8. I asked whether Boumediene saw any problems on economic front. He replied in negative but asked what was delaying El Paso II and other gas projects. I replied that formulation of our own energy policy, including that related to gas prices, was one cause of delay. We would like to have assured source of Algerian gas at competitive price. He agreed that this was desirable and noted that security of gas projects would be strengthened by renewal of diplomatic relations.

9. I asked whether he had any thoughts re Secretary’s suggestion that U.S. and Algeria give structure to their economic relationship through creation of a joint commission or in any other way Algerians might suggest.

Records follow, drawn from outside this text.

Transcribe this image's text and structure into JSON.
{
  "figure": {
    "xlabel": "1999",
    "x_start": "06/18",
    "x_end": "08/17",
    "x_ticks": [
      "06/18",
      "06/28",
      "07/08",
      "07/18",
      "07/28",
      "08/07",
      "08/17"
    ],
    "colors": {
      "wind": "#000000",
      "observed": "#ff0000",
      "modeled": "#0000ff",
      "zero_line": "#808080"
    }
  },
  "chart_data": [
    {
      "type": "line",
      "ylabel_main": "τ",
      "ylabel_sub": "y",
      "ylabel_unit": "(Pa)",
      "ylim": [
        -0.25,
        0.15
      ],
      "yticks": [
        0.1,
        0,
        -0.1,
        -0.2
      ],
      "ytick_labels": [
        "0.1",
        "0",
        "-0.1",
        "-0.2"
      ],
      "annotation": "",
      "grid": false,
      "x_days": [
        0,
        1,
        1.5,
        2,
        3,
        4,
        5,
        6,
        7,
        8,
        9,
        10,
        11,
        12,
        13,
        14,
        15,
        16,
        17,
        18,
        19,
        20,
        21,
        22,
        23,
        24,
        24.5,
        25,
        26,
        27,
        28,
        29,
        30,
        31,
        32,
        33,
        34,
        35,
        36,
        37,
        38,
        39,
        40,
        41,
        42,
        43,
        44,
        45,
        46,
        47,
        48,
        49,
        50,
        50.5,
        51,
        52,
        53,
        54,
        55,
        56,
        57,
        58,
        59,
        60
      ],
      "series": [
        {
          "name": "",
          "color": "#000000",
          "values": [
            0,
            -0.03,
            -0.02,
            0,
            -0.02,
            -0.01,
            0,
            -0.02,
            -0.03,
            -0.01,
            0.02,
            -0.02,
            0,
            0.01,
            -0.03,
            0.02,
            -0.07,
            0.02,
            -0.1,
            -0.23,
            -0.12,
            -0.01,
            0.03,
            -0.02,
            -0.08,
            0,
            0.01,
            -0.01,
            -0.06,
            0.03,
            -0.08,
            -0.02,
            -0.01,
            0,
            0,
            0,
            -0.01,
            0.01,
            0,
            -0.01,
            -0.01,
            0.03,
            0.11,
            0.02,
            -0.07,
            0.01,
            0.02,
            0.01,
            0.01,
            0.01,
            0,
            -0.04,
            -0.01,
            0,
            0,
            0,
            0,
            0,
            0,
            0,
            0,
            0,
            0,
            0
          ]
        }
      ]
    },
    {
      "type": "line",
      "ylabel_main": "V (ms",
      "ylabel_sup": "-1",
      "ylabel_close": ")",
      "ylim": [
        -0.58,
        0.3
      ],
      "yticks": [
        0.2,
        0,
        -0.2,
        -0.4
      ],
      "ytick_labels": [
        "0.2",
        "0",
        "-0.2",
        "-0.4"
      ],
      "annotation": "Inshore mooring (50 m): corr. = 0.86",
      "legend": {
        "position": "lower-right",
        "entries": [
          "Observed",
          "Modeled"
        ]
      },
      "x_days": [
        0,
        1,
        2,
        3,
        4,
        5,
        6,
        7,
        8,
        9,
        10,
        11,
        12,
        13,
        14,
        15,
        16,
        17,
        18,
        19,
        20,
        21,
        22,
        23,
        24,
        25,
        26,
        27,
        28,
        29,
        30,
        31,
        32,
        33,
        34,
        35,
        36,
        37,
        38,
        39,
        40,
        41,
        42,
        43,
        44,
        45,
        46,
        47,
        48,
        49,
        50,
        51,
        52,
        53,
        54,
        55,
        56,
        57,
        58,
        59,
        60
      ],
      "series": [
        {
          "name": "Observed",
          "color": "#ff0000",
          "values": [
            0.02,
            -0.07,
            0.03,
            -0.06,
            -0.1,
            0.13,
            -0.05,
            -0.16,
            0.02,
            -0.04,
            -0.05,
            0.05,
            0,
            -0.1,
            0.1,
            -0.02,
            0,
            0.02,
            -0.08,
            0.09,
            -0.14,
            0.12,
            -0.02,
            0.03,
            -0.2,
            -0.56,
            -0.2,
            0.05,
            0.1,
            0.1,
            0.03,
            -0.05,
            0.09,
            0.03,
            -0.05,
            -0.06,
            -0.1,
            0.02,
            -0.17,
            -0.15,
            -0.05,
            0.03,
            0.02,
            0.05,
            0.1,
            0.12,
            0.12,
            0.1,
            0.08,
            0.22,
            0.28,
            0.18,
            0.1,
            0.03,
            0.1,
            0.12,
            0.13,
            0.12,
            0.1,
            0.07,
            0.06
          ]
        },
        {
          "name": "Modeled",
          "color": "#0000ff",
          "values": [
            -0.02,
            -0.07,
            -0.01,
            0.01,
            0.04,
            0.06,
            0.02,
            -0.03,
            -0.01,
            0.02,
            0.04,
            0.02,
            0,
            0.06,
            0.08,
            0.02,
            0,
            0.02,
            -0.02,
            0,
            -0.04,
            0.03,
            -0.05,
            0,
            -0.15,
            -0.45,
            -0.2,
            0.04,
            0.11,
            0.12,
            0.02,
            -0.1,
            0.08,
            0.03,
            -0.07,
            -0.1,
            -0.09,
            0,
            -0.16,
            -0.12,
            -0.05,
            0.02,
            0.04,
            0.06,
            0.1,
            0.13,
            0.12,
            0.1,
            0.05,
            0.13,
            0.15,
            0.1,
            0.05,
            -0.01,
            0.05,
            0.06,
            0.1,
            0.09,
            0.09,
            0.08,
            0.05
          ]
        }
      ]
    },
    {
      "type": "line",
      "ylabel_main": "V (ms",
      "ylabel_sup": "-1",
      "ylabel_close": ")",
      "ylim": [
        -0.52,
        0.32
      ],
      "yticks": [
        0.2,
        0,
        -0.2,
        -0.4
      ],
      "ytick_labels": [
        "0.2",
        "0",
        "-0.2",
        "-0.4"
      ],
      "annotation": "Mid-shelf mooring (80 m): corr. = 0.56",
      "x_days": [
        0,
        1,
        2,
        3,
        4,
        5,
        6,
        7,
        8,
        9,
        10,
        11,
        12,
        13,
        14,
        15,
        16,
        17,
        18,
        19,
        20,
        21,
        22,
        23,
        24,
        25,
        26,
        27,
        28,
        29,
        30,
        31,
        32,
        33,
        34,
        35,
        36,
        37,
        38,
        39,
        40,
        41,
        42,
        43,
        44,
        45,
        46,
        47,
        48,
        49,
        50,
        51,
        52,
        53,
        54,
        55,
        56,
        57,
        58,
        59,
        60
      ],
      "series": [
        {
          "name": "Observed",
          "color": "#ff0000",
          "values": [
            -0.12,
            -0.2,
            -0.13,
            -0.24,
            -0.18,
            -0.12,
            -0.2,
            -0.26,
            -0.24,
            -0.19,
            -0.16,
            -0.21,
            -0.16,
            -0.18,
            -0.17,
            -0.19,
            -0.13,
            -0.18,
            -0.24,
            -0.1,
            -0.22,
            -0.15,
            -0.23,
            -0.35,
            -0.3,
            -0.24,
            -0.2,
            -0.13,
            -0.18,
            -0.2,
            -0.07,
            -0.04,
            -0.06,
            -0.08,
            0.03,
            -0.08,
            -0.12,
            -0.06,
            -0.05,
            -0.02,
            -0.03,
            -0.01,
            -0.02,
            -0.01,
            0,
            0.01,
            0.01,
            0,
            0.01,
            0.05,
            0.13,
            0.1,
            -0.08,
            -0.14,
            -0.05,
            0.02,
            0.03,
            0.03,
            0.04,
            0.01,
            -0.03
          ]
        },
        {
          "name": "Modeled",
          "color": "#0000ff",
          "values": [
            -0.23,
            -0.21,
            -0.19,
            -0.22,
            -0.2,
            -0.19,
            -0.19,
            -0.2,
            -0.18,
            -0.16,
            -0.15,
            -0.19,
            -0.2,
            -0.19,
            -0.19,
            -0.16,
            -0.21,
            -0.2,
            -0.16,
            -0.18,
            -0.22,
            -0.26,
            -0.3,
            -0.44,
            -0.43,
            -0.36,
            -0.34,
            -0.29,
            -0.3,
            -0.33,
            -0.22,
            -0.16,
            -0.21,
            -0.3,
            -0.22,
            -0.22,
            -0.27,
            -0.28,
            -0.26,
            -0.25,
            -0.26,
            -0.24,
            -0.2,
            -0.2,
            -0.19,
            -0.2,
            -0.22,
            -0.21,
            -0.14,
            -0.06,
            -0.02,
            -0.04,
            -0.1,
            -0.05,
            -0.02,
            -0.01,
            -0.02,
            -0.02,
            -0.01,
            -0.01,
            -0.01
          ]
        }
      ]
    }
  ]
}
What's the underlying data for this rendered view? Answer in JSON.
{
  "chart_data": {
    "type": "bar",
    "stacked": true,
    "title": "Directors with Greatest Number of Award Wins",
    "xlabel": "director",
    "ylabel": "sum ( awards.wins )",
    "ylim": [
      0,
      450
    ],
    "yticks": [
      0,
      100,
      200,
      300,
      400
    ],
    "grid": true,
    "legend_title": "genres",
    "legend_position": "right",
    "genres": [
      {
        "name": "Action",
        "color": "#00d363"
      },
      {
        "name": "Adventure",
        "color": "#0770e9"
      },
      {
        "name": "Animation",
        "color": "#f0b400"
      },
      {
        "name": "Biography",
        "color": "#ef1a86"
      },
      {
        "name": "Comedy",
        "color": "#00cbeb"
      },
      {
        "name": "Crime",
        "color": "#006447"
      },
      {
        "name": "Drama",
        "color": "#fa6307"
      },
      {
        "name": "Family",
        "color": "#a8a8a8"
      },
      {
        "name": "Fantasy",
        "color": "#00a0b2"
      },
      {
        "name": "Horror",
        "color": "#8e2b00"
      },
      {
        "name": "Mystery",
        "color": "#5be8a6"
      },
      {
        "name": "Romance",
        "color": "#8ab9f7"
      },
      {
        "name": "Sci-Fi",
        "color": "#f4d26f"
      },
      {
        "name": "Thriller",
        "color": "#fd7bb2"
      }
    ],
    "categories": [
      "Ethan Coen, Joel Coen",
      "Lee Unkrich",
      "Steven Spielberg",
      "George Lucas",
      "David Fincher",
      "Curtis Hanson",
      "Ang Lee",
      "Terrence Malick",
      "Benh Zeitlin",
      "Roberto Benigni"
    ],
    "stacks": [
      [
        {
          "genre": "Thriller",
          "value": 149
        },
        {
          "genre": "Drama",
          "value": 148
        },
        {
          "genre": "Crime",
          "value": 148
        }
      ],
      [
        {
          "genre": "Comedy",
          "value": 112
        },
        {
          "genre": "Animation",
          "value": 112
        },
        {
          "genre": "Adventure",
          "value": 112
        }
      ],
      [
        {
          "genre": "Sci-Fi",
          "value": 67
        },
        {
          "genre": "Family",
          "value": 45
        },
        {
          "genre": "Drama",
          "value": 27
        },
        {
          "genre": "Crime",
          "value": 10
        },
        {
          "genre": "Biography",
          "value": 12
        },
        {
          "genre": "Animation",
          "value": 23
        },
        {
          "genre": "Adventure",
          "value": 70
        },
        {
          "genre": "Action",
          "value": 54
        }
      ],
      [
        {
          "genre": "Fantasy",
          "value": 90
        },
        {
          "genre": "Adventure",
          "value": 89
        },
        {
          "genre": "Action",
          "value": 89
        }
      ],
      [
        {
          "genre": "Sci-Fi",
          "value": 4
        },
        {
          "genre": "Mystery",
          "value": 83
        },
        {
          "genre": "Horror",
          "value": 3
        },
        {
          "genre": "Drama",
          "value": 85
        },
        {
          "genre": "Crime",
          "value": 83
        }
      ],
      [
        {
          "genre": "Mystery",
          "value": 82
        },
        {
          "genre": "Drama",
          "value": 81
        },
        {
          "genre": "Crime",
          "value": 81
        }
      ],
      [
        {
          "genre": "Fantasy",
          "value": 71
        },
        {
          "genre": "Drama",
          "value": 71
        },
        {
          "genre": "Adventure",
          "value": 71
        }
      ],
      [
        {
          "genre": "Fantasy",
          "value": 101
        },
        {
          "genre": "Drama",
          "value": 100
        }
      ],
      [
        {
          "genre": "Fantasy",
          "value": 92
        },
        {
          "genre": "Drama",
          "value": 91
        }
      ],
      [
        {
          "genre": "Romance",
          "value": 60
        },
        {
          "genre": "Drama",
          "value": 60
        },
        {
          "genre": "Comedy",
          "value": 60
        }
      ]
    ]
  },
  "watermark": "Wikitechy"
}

Boumediene replied that this was being studied.

10. During discussion of U.S.-Algerian relations Boumediene said in measured but somewhat vague terms that resumption of diplomatic relations would occur soon and that action in this regard would be set in motion following FonMin Bouteflika’s return from Kuala Lumpur (probably next week). I reiterated Secretary’s message that this was for President Boumediene to decide. At close of conversation Boumediene agreed that there would be no reason to name a replacement Chief of USINT since Ambassadors would soon be exchanged.

  1. Summary: Eagleton reported on his farewell call on Boumediene. Eagleton noted that Boumediene did not commit himself to a date for resumption of diplomatic relations, and saw no reason to replace the chief of the Interests Section since ambassadors would soon be exchanged.